Frekuensia Kolombiana 2006

Recommended

Distributed by H2O Newsreel, 545 Eighth Avenue, 10th Floor, New York, NY 10018; 212-947-9277
Produced by Intermundos and Further Productions
Directed by Vanessa Gocksch
DVD, color, 58 min.



Sr. High - Adult
Music, Hip Hop Music, Poetry, Dance, Art, South American Studies, Popular Culture, Sociology, Human Rights

Date Entered: 03/08/2010

Reviewed by Barbara J. Walter, Longmont Public Library, Longmont, CO

What role can popular music play in the struggle against oppression? In Frekuensia Kolombiana hip-hop artists use MC-ing, breakdancing, graffiti and DJ-ing as means to confront the injustices of life in Colombia’s ghettos.

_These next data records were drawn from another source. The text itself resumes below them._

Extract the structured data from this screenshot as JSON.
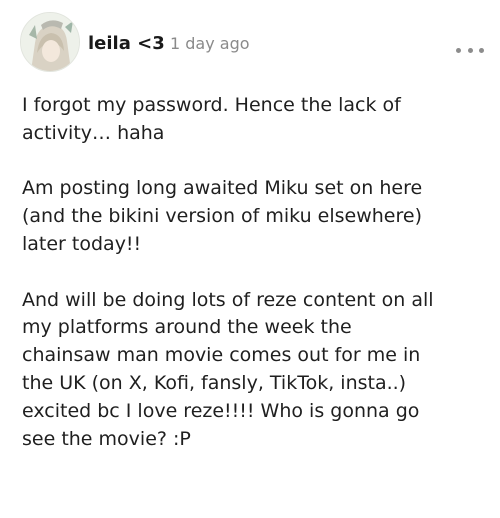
{
  "post": {
    "author": "leila <3",
    "timestamp": "1 day ago",
    "menu_icon": "more-horizontal-icon",
    "paragraphs": [
      {
        "lines": [
          "I forgot my password. Hence the lack of",
          "activity… haha"
        ]
      },
      {
        "lines": [
          "Am posting long awaited Miku set on here",
          "(and the bikini version of miku elsewhere)",
          "later today!!"
        ]
      },
      {
        "lines": [
          "And will be doing lots of reze content on all",
          "my platforms around the week the",
          "chainsaw man movie comes out for me in",
          "the UK (on X, Kofi, fansly, TikTok, insta..)",
          "excited bc I love reze!!!! Who is gonna go",
          "see the movie? :P"
        ]
      }
    ]
  }
}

Frekuensia opens with a jolting ride through gritty urban streets, shot from inside a car. As we descend into the city, running text from the U.S. State Department warns us that, in Colombia, something as everyday as boarding a city bus can be fraught with danger. Poverty, narco-terrorism, kidnapping, extortion, political corruption—these are everyday for many living in Bogota, Medellin, Barranquilla or Cali.

But the couple in the taxi with us is talking music, particularly Colombian folk music and its influence on the country’s unique style of hip-hop. Through interviews with musicians and people on the street, we learn that for many years Vallenato, Cumbia and other forms of improvisatory folk music have given a voice to the voiceless in Colombia.

Today, with no support from their country’s music industry and with frequent harassment from the military police, (at one point, a heavily-armed officer on the streets of Bogota interrupts film crew and artists, demanding to know what they’re doing), hip-hop artists are voicing the frustrations of yet another generation plagued by poverty, crime and corruption.

We witness performances on street corners and in underground clubs, sit in on youth programs teaching rap, graffiti art, DJ-ing and Hip-hop dance in community centers. Colombian radio stations refuse to air locally-produced hip-hop, so we watch artists produce and market recordings with the slimmest of resources. And as Por Razones de Estado encourages us to continue resisting government oppression even as police arrive to disrupt their street-fair performance, we slip uneasily to the back of the crowd.

Ms Gocksch shot Frekuensia in Betacam format; occasional less-than-optimal lighting, framing or sound is understandable, given her subject. There’s one instance of foul language: authorities arresting a person filming at a protest tell him to “get that f***ing tape out.” The English subtitles need a sort of homonym/spell-check: threw and through, it’s and its, loose and lose, were and we’re are confused in several places (at least in the preview copy I reviewed).

Frekuensia Kolombiana testifies to an amazing group of youthful artist/activists constructing “from exclusion a movement of hope and truth.”